No one, including my parents, knew how to talk about Ed. It’s like he’s the white elephant standing in the room. Even today, if I bring Ed up to my parents, they change the subject like it is the most difficult topic in the world to discuss.
If they could ask me about Ed, I would tell them he’s an addiction. Just like smoking, I can’t seem to keep myself away from him. It’s gotten so bad that I beg my boyfriend to go grocery shopping with me so I won’t buy foods I would normally binge on. The nights he doesn’t stay with me are nights that I struggle not to turn to Ed. For me, it’s not so much about the struggle to be thin. It’s the short-lived desire to feel good about eating the food and then the short-lived desire to feel good about getting rid of the food. But afterwards, Ed makes me feel like a horrible, worthless, weak, stupid person who should definitely be able to stop doing this to herself.

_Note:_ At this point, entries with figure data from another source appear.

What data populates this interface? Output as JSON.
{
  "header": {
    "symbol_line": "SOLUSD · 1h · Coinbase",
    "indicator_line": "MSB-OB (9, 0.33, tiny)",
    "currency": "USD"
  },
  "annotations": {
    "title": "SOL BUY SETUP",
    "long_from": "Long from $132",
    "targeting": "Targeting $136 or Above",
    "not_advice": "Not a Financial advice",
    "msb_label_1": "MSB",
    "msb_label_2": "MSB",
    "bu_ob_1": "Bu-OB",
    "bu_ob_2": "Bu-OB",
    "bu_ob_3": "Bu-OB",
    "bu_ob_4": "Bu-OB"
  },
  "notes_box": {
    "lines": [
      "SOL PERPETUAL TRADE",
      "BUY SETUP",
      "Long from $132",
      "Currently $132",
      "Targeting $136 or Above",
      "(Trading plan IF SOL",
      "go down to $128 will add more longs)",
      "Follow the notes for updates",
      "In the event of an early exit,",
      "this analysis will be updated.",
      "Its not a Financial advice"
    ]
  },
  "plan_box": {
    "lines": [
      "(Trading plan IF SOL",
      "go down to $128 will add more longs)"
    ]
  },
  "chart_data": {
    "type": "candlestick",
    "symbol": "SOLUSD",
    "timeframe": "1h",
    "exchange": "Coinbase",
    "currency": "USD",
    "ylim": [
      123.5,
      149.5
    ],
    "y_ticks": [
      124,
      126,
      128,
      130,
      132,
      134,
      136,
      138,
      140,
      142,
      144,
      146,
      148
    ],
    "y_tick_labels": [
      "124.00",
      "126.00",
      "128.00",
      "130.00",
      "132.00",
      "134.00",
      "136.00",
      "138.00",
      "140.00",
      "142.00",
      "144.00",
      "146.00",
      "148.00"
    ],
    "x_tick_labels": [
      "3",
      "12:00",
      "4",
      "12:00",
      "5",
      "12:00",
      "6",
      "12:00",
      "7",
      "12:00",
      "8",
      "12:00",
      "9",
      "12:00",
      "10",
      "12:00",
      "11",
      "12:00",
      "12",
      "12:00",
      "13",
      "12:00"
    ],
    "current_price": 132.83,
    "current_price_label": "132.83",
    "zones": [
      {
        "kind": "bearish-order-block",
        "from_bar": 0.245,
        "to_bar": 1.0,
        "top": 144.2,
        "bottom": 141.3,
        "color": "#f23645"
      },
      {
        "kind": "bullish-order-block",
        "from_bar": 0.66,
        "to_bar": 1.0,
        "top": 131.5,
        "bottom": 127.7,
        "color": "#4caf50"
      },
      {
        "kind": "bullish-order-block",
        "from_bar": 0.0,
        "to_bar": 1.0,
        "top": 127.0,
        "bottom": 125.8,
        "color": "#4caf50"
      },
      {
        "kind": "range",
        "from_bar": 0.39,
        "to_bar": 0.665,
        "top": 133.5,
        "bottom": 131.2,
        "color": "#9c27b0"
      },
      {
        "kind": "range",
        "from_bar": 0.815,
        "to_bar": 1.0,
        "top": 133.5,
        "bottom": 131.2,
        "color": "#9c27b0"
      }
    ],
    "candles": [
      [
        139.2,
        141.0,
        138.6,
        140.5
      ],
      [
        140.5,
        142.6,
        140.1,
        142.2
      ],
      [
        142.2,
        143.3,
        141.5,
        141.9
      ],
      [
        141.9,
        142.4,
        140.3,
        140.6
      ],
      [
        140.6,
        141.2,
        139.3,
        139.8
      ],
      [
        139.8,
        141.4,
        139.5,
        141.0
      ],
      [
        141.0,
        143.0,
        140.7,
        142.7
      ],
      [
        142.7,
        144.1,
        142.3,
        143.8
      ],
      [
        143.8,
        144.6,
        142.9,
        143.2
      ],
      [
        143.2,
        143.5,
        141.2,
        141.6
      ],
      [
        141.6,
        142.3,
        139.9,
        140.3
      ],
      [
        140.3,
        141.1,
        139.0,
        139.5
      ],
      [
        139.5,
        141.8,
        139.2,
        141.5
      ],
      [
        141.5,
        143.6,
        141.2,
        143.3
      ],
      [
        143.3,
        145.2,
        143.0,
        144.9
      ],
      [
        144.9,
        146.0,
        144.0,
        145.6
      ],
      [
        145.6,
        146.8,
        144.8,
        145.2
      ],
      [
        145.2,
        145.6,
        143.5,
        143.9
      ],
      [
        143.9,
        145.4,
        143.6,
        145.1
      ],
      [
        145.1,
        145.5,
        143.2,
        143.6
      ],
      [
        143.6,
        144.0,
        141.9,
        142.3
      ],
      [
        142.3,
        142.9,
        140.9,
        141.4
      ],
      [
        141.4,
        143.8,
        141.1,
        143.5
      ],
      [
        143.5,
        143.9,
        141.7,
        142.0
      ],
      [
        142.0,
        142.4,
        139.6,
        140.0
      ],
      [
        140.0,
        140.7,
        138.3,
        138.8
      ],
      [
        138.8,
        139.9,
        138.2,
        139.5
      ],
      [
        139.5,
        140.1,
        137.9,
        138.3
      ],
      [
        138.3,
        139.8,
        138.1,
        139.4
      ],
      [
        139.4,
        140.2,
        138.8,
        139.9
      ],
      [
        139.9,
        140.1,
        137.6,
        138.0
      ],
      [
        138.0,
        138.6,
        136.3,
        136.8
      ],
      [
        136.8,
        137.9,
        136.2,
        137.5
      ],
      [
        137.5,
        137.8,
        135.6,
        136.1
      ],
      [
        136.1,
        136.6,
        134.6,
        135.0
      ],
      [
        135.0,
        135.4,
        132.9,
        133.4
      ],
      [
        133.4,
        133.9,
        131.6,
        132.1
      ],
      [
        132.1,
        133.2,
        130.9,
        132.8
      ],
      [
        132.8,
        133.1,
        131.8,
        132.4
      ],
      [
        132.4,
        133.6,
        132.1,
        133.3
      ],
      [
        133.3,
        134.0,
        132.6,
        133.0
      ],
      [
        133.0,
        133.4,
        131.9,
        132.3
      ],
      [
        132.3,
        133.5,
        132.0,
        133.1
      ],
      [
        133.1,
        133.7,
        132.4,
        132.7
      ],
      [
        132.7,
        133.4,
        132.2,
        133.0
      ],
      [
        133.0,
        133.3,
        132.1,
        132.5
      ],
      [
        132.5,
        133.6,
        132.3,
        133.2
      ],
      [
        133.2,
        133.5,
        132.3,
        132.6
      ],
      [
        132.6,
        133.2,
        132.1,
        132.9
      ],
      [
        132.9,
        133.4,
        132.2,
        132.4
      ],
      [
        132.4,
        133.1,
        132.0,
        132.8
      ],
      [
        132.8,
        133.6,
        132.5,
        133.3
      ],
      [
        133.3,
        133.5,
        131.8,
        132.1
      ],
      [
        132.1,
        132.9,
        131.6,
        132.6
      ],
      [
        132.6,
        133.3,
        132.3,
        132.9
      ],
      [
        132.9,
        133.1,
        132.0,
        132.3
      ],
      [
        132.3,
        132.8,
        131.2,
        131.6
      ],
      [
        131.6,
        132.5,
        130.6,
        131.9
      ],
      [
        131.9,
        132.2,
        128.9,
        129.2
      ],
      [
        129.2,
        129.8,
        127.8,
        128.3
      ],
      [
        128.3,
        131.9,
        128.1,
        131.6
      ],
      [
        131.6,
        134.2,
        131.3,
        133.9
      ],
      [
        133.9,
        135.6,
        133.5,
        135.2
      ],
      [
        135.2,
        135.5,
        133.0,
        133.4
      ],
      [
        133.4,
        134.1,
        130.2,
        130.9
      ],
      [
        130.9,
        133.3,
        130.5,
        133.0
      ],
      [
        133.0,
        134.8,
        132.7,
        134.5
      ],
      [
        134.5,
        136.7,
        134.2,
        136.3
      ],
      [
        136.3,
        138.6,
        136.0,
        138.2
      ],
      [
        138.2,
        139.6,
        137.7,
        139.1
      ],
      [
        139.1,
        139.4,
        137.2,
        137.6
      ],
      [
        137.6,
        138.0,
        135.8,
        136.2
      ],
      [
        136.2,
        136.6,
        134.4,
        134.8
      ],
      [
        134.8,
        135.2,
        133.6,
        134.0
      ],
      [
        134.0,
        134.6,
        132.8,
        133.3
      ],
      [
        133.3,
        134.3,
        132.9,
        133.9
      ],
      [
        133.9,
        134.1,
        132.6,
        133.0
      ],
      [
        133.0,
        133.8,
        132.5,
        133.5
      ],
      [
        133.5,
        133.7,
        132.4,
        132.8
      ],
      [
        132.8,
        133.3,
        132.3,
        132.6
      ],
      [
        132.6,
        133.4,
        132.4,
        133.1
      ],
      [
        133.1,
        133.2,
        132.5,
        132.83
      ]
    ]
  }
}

For me, Ed is just as bad as depression. They go together and feed off each other to push me further and further down into a dark hole. At least there is medicine for depression. So far as I know, no one’s been able to combat Ed with a pill.
I’m not giving up and I know a few things so far. I know to ask for help because I can’t beat Ed on my own. At age 9, I didn’t want to become my sister and now I’ve almost become her. I don’t want people looking at me the way I did at her when I was a child. I’ve got to stop!